Mr. Hutton: I shall have to let the hon. Gentleman know. I do not have the guidance in front of me. I wish that I did. It would speed up the process.

The law is the law. I am not sure that it would add value if the Department were to tell local authorities, ``It is your obligation to obey the law, and if you don't you have to make financial compensation.'' I can see the hon. Gentleman's point—that that would put the issue beyond doubt and everything would be clear—but as I understand it, there is no doubt about the legal situation, and the issue has been properly addressed by the Department.

Mr. Burns: Was that guidance issued by the Department as a direct result of the court decision on Sefton?

Mr. Hutton: With the greatest respect, I cannot say. I will correspond with the hon. Gentleman on that. The guidance predates my time as a Minister in the Department by several months and I am not aware of the events leading up to the issuing of that guidance. It was issued by my right hon. Friend the Member for Brent, South (Mr. Boateng), now the Minister of State, Home Office, and so I simply do not know the answer—although apparently it was issued before the Sefton case.

Mr. Burns: But the Sefton case was in 1997.

Mr. Hutton: That is what I am informed.

Mr. Hammond: I think this is a related subject—I am sure that you, Mr. Maxton, will tell me if it is not. Will the Minister clear up something else? He will be aware of the practice of some local authorities of applying heavy pressure on care home owners not to admit residents as self-payers unless they can demonstrate a certain amount of capital above the upper threshold. That puts potential self-paying residents in a difficult position. Is there any legal basis for councils to involve themselves in the decision by private care home owners to admit self-funding residents? Will he make it clear that the Government deprecate any attempt by local authorities to limit people who are self-funding from being admitted into care homes simply because it is possible that ultimately their capital will be exhausted and they will become a charge on the local authority?

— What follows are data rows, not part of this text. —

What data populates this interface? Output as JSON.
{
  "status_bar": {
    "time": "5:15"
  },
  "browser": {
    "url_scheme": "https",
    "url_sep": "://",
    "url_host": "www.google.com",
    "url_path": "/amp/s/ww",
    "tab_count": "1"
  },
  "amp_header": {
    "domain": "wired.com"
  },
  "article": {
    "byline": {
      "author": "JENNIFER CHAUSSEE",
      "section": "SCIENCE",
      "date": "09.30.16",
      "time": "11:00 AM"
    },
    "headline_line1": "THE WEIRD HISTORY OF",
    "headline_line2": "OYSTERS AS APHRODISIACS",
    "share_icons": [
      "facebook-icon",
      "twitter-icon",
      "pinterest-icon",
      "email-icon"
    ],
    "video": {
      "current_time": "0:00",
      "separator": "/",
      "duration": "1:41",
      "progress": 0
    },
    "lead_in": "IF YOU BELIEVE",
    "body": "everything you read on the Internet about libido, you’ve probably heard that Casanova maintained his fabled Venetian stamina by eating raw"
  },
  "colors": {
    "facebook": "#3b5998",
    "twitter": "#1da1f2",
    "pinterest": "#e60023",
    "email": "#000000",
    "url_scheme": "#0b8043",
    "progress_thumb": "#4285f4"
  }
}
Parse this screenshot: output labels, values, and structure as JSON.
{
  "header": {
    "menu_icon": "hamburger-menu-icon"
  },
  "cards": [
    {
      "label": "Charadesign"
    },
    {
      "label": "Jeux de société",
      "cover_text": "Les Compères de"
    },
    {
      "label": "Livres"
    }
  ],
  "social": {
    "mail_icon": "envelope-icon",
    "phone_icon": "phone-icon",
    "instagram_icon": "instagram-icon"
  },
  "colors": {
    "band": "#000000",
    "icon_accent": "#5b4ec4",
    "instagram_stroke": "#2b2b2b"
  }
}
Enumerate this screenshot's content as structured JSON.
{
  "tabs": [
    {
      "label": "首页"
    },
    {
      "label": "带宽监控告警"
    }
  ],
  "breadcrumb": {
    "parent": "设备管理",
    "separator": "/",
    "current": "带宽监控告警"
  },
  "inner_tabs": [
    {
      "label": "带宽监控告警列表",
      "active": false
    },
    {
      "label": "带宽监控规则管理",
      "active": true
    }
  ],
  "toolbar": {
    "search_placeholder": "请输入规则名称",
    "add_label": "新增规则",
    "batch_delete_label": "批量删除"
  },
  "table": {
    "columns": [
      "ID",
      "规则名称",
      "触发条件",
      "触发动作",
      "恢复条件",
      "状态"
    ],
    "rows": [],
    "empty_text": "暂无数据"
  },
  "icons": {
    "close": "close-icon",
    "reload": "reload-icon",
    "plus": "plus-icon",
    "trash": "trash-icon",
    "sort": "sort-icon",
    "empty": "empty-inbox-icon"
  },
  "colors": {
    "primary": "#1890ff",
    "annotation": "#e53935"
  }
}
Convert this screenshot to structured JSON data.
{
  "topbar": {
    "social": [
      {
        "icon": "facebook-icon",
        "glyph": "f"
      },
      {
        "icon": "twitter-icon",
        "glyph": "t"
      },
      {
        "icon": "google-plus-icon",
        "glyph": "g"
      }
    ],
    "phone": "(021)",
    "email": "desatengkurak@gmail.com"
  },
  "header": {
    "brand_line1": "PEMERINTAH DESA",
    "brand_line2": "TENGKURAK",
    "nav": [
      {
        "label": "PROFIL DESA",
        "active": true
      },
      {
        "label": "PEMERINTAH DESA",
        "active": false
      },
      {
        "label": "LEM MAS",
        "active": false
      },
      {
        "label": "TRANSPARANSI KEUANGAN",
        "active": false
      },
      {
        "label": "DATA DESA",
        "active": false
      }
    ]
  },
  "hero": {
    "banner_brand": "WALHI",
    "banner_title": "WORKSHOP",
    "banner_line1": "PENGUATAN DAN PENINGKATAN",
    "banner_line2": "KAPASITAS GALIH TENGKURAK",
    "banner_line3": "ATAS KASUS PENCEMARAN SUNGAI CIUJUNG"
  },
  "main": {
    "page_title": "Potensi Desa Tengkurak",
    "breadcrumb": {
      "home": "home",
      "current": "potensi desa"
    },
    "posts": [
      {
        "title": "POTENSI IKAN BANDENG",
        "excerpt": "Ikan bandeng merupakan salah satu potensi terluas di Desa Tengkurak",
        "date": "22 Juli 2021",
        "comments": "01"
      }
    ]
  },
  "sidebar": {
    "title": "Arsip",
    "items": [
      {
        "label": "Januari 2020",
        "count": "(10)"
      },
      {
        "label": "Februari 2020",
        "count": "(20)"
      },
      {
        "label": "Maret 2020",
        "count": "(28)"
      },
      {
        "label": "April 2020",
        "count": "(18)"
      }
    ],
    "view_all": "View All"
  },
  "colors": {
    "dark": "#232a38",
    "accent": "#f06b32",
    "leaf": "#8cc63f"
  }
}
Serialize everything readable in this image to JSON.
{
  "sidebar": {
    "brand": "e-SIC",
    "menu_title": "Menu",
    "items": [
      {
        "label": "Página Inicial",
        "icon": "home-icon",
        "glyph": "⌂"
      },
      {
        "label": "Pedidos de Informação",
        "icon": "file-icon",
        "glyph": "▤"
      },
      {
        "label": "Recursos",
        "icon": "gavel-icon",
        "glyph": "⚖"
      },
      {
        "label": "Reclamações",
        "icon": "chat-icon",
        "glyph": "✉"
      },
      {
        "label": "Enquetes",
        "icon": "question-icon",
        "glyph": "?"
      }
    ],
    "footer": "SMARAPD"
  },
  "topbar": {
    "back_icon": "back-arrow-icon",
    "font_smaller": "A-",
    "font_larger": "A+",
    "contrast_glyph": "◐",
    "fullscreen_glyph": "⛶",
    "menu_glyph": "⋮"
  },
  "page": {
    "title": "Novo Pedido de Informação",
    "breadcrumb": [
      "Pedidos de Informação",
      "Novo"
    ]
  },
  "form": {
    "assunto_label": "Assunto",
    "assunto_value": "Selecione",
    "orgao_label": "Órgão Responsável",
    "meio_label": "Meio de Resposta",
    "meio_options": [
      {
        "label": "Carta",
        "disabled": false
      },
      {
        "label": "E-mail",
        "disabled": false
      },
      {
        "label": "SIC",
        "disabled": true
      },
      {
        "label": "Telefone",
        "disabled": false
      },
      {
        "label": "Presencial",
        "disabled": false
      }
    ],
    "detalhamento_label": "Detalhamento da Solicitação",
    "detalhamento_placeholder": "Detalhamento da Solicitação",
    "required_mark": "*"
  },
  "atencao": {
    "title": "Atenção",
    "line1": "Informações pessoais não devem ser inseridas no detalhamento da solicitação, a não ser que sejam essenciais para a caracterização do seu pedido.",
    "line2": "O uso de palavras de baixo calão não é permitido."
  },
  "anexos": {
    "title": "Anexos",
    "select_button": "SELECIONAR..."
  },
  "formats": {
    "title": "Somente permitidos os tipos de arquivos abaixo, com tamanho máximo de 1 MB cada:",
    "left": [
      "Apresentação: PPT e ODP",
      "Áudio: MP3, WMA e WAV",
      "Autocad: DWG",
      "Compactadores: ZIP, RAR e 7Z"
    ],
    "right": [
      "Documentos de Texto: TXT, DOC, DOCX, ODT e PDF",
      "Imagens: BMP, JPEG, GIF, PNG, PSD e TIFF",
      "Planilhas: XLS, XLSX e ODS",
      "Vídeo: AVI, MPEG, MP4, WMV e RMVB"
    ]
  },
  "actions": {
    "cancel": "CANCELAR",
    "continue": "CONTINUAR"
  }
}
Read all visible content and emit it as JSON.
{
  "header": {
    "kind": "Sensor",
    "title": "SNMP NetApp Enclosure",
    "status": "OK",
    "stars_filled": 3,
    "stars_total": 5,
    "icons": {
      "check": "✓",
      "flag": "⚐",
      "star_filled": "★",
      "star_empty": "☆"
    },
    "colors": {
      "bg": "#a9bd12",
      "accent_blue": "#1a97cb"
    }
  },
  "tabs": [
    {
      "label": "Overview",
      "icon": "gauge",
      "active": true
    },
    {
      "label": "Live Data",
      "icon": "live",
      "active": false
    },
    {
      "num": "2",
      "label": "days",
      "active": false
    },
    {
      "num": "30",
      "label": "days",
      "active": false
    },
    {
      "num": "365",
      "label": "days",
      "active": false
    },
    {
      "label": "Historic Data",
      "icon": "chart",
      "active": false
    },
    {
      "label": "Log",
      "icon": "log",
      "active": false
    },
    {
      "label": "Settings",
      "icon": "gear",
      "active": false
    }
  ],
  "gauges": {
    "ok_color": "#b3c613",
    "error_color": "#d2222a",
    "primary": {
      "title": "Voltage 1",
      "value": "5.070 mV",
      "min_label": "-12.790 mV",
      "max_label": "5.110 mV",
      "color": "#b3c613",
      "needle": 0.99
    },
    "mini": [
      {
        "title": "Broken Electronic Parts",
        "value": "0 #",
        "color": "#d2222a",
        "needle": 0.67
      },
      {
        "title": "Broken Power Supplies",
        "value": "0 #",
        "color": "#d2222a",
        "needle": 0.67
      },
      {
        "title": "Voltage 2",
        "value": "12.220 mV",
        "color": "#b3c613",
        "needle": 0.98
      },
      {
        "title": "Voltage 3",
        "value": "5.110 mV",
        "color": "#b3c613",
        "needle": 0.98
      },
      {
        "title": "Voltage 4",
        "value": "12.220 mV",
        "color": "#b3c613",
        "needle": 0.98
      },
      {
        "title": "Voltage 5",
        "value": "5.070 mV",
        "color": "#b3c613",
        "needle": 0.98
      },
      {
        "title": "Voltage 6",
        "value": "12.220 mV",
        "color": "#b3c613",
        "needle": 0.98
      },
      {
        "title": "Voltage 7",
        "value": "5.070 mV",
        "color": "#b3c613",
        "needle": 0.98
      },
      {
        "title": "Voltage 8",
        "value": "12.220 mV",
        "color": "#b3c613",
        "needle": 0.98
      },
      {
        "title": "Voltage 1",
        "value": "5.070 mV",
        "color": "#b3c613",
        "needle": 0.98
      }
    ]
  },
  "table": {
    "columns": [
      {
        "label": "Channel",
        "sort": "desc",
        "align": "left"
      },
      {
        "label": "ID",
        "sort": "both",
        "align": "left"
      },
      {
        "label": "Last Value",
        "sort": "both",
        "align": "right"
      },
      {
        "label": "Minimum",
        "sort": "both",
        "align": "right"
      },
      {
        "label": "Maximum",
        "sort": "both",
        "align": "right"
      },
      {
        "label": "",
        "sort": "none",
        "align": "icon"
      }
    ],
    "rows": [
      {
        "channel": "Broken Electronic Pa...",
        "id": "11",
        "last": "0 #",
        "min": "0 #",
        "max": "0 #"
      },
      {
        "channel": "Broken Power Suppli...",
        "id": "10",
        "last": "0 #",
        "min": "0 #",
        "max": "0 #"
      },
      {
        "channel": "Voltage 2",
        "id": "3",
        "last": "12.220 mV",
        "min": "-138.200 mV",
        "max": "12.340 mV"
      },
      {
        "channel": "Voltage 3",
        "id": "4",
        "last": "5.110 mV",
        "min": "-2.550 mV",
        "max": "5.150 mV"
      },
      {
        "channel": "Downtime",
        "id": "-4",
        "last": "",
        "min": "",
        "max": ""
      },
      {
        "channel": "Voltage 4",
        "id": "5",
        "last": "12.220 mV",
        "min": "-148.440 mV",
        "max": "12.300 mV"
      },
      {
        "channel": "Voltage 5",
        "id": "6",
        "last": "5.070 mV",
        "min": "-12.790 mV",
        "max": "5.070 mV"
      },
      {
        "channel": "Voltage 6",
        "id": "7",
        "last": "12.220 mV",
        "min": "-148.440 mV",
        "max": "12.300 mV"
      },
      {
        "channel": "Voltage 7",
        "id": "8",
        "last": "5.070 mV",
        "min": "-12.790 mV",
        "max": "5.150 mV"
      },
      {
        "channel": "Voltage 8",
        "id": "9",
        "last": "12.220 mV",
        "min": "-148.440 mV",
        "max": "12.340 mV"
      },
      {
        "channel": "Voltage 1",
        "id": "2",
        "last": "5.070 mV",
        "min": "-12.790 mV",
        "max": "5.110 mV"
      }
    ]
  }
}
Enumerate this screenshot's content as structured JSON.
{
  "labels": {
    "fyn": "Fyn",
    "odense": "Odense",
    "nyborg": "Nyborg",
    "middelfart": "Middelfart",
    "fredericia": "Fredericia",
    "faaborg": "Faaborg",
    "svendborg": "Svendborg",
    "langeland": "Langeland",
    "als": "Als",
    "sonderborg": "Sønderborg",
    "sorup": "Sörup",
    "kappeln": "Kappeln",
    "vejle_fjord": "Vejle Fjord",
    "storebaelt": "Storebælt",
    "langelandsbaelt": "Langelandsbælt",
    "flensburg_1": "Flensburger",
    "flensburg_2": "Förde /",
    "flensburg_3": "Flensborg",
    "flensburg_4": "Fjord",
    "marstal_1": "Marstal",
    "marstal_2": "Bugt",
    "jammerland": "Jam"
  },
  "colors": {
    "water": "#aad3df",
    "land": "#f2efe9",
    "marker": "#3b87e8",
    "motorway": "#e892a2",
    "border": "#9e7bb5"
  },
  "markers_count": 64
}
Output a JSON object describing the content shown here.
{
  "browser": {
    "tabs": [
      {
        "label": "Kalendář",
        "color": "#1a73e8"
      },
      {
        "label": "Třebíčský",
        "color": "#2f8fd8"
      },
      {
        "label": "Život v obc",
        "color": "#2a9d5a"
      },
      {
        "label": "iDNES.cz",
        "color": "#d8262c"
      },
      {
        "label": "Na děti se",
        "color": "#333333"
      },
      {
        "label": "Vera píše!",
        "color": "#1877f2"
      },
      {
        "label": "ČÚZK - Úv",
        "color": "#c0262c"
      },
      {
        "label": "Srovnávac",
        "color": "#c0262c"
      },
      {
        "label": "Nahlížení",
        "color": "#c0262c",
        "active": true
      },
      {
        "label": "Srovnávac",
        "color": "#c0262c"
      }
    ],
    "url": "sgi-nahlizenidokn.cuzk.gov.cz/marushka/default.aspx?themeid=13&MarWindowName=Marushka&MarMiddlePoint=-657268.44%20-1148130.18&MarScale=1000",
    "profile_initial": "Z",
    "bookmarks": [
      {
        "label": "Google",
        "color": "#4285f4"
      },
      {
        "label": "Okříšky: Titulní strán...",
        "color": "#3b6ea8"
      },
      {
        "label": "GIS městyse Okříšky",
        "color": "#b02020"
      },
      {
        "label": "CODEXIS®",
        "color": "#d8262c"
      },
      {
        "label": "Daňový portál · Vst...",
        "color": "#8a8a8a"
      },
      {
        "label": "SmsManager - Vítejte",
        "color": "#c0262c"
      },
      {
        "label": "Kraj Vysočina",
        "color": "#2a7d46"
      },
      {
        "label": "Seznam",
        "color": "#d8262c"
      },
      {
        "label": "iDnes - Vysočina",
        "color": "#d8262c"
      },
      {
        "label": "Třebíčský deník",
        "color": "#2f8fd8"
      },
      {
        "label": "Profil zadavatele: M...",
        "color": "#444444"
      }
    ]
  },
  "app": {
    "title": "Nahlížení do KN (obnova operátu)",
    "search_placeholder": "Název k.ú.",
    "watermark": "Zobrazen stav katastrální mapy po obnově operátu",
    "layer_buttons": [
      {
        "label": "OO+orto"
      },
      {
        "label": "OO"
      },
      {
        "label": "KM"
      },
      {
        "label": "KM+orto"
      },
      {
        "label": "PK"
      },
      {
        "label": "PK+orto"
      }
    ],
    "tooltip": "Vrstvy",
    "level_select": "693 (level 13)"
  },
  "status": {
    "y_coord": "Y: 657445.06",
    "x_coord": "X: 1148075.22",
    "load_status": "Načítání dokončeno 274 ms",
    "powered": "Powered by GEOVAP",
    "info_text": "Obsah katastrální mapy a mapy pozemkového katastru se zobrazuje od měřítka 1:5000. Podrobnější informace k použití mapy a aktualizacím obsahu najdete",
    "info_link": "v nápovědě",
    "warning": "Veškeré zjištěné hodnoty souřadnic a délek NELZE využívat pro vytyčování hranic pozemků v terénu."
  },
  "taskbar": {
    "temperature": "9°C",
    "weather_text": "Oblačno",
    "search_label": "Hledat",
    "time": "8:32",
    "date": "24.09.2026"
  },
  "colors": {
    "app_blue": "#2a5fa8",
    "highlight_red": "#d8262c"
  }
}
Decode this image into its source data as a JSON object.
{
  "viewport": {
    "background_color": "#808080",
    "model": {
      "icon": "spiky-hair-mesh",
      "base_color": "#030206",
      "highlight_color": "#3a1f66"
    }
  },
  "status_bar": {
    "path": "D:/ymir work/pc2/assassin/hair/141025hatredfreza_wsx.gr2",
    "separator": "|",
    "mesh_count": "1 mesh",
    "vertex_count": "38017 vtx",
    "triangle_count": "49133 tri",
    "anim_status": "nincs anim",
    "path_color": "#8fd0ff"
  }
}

Mr. Hutton: As the hon. Gentleman will recognise, that is likely to be the case for many self-funders—not all of them, it obviously depends how long they stay in residential care. These are complicated matters, as I am sure that the hon. Gentleman would accept. We want local authorities to treat self-funders fairly and properly—in the same way that they would treat people who are not self-funding. They have a responsibility to do that and we want people to receive the right information at the right time so that they can make the appropriate arrangements in their best interests.

I am now informed that the guidance was issued after the Sefton case, so I hope that that clears up the issue. Whether that was directly as a result of the Sefton case, I do not know, but I will deal with that in correspondence.

Dr. Brand: In his correspondence, will the Minister also explain how people can seek redress if the law should be broken—either wittingly or unwittingly; either through delay or through false or mistaken advice being given? The mechanism open to individuals to seek redress is extraordinarily complex, and we all will have had cases brought to us in which it is almost possible to call the local authority to account without going through the courts, which of course is not open to many people.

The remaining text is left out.